Also be sure to check out the PC Engine, which I forgot to mention before, and no, the SuperGrafx is absolutely not worth it unless you REALLY want to play 1941 Counter Attack, which is both super awesome and fairly expensive to the point where I think the arcade PCB might actually be cheaper than the SuperGrafx version.

はいはい、先生!まだまだ上手じゃないでも十分ですよ…ね?

4 minutes ago, Gavynnnnn said:

はいはい、先生!まだまだ上手じゃないでも十分ですよ…ね?

まぁ、人やゲームによって難しくて全然出来ないゲームもあると思うぞ。俺の場合は科学の言葉とかはちょっと無理っす。

 

But yeah, in general I can play pretty much most things. I know a few Japanese game devs and I can mostly talk to them well enough, so I guess it works.

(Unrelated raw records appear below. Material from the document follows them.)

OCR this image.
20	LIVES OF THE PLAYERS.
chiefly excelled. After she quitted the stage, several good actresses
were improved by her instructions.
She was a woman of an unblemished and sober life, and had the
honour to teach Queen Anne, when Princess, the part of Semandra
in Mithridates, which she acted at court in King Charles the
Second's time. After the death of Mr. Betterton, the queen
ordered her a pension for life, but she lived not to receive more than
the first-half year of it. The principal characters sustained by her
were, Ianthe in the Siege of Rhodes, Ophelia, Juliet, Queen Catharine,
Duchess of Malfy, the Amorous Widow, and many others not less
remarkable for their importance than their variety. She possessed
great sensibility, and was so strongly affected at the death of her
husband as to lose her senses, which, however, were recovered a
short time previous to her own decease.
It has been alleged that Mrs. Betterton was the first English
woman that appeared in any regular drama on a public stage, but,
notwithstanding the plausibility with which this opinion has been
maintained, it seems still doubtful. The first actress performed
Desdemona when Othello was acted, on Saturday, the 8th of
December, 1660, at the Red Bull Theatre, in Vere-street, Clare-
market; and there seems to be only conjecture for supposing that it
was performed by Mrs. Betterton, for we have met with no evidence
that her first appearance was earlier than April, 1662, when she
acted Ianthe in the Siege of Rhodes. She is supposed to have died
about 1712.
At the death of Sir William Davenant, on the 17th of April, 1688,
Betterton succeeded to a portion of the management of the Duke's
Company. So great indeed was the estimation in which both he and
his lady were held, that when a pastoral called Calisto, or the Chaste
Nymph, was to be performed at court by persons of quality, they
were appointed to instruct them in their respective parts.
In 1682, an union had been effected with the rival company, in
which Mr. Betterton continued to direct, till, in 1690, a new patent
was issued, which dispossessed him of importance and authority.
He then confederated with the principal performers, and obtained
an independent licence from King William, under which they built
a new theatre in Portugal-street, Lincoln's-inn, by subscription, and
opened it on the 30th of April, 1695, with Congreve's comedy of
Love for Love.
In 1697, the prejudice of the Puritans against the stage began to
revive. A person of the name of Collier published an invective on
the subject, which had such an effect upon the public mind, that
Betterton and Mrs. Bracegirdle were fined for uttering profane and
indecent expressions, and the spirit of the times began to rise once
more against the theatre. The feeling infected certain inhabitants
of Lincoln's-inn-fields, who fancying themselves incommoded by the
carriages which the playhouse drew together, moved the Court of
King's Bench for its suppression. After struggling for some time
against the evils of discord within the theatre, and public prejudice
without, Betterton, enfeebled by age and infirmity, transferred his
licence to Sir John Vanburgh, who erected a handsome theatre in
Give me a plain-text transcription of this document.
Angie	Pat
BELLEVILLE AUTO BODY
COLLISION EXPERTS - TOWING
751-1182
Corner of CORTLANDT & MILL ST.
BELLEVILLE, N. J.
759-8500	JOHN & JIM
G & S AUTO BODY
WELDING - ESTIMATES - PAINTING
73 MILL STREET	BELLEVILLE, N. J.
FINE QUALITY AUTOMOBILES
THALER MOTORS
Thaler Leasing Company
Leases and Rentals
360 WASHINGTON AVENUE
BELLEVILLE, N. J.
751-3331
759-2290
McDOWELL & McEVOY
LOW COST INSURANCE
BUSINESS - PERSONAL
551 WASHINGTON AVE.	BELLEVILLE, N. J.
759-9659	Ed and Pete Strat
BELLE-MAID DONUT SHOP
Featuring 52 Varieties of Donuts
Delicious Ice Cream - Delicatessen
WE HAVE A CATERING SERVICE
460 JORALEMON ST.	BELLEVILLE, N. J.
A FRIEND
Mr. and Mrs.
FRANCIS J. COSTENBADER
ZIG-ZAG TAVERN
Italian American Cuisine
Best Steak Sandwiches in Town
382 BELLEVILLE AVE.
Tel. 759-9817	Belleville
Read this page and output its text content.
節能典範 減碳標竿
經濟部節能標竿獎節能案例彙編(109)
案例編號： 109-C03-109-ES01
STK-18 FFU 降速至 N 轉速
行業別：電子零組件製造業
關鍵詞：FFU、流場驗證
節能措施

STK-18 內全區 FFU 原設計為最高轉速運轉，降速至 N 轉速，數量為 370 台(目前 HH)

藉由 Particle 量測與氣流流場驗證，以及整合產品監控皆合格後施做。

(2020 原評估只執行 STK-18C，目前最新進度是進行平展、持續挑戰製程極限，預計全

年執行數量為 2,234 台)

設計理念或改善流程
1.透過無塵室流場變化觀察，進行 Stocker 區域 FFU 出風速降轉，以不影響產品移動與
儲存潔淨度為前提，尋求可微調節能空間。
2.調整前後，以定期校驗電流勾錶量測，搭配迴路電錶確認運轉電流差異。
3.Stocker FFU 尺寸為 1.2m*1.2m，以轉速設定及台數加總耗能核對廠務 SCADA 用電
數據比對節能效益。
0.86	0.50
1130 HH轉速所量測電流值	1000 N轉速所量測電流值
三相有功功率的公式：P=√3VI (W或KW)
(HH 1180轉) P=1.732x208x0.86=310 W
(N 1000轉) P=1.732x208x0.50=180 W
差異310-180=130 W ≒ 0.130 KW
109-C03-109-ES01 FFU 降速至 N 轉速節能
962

Edited by Steven Pendleton
53 minutes ago, Steven Pendleton said:

まぁ、人やゲームによって難しくて全然出来ないゲームもあると思うぞ。俺の場合は科学の言葉とかはちょっと無理っす。

 

But yeah, in general I can play pretty much most things. I know a few Japanese game devs and I can mostly talk to them well enough, so I guess it works.

俺もだよ。日本語は上手じゃないごめんね。アメリカに誰も日本語を本当に話しいから8年で使うないた。でもわかります。

 

I can play simple games, I just have never had the time to devote to kanji that way. But you’re right, the only difficulty is that it’s time-consuming.

17 minutes ago, Gavynnnnn said:

俺もだよ。日本語は上手じゃないごめんね。アメリカに誰も日本語を本当に話しいから8年で使うないた。でもわかります。

 

I can play simple games, I just have never had the time to devote to kanji that way. But you’re right, the only difficulty is that it’s time-consuming.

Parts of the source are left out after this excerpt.